Il Nucleo di polizia tributaria della Gdf di Milano ha eseguito martedì un sequestro di beni per oltre 1,3 milioni di euro all’ex vicepresidente della Regione Lombardia Mario Mantovani – già arrestato nell’ottobre del 2015 per corruzione, concussione e turbativa d’asta – indagato, assieme ad altre 9 persone, per peculato in un nuovo filone di inchiesta coordinato dal pm Giovanni Polizzi. Il sequestro, disposto dal gip Teresa De Pascale, è legato alla sua Fondazione e a onlus del gruppo Sodalitas, a lui riconducibili.

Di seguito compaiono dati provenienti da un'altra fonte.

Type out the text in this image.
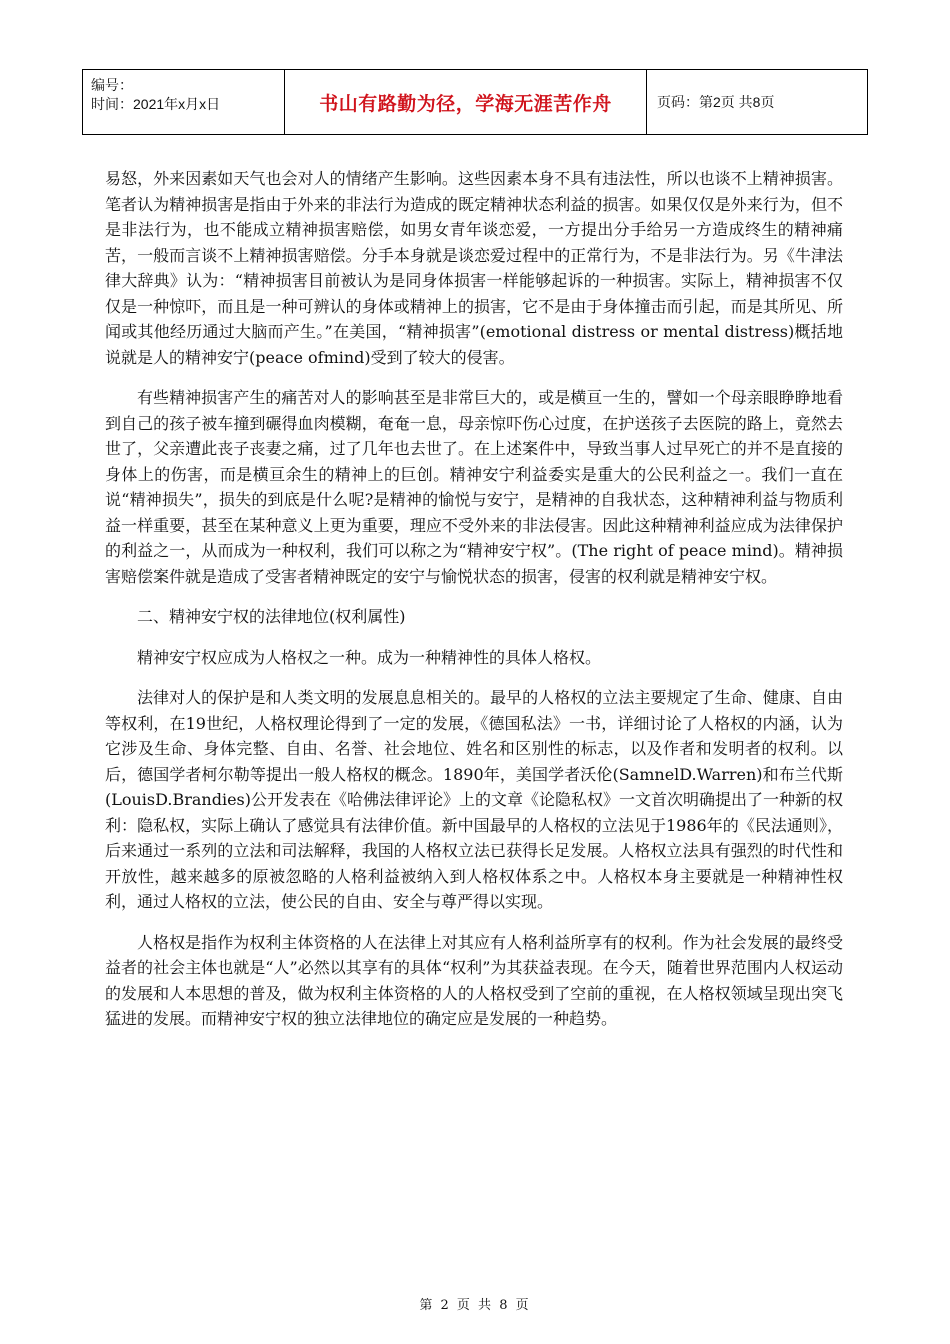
编号：
时间：2021年x月x日	书山有路勤为径，学海无涯苦作舟	页码：第2页 共8页

易怒，外来因素如天气也会对人的情绪产生影响。这些因素本身不具有违法性，所以也谈不上精神损害。笔者认为精神损害是指由于外来的非法行为造成的既定精神状态利益的损害。如果仅仅是外来行为，但不是非法行为，也不能成立精神损害赔偿，如男女青年谈恋爱，一方提出分手给另一方造成终生的精神痛苦，一般而言谈不上精神损害赔偿。分手本身就是谈恋爱过程中的正常行为，不是非法行为。另《牛津法律大辞典》认为：“精神损害目前被认为是同身体损害一样能够起诉的一种损害。实际上，精神损害不仅仅是一种惊吓，而且是一种可辨认的身体或精神上的损害，它不是由于身体撞击而引起，而是其所见、所闻或其他经历通过大脑而产生。”在美国，“精神损害”(emotional distress or mental distress)概括地说就是人的精神安宁(peace ofmind)受到了较大的侵害。

有些精神损害产生的痛苦对人的影响甚至是非常巨大的，或是横亘一生的，譬如一个母亲眼睁睁地看到自己的孩子被车撞到碾得血肉模糊，奄奄一息，母亲惊吓伤心过度，在护送孩子去医院的路上，竟然去世了，父亲遭此丧子丧妻之痛，过了几年也去世了。在上述案件中，导致当事人过早死亡的并不是直接的身体上的伤害，而是横亘余生的精神上的巨创。精神安宁利益委实是重大的公民利益之一。我们一直在说“精神损失”，损失的到底是什么呢?是精神的愉悦与安宁，是精神的自我状态，这种精神利益与物质利益一样重要，甚至在某种意义上更为重要，理应不受外来的非法侵害。因此这种精神利益应成为法律保护的利益之一，从而成为一种权利，我们可以称之为“精神安宁权”。(The right of peace mind)。精神损害赔偿案件就是造成了受害者精神既定的安宁与愉悦状态的损害，侵害的权利就是精神安宁权。

二、精神安宁权的法律地位(权利属性)

精神安宁权应成为人格权之一种。成为一种精神性的具体人格权。

法律对人的保护是和人类文明的发展息息相关的。最早的人格权的立法主要规定了生命、健康、自由等权利，在19世纪，人格权理论得到了一定的发展，《德国私法》一书，详细讨论了人格权的内涵，认为它涉及生命、身体完整、自由、名誉、社会地位、姓名和区别性的标志，以及作者和发明者的权利。以后，德国学者柯尔勒等提出一般人格权的概念。1890年，美国学者沃伦(SamnelD.Warren)和布兰代斯(LouisD.Brandies)公开发表在《哈佛法律评论》上的文章《论隐私权》一文首次明确提出了一种新的权利：隐私权，实际上确认了感觉具有法律价值。新中国最早的人格权的立法见于1986年的《民法通则》，后来通过一系列的立法和司法解释，我国的人格权立法已获得长足发展。人格权立法具有强烈的时代性和开放性，越来越多的原被忽略的人格利益被纳入到人格权体系之中。人格权本身主要就是一种精神性权利，通过人格权的立法，使公民的自由、安全与尊严得以实现。

人格权是指作为权利主体资格的人在法律上对其应有人格利益所享有的权利。作为社会发展的最终受益者的社会主体也就是“人”必然以其享有的具体“权利”为其获益表现。在今天，随着世界范围内人权运动的发展和人本思想的普及，做为权利主体资格的人的人格权受到了空前的重视，在人格权领域呈现出突飞猛进的发展。而精神安宁权的独立法律地位的确定应是发展的一种趋势。

第 2 页 共 8 页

Contratti d’affitto fittizi

Le onlus del gruppo Sodalitas e della Fondazione Mantovani, che gestiscono case di riposo e che beneficiano di finanziamenti regionali, avrebbero pagato affitti con contratti fittizi per due immobili riconducibili a Mario Mantovani e alla moglie – una villa a Cuggiono e un appartamento a Milano – per un totale di 1,3 milioni dal 2008 fino al marzo scorso. È l’ipotesi del pm Polizzi che ha portato al sequestro della somma equivalente ai canoni versati dalle associazioni senza scopo di lucro, riconducibili anch’esse, secondo le indagini, al consigliere lombardo di Forza Italia, che risponde anche di fatture false per operazioni inesistenti.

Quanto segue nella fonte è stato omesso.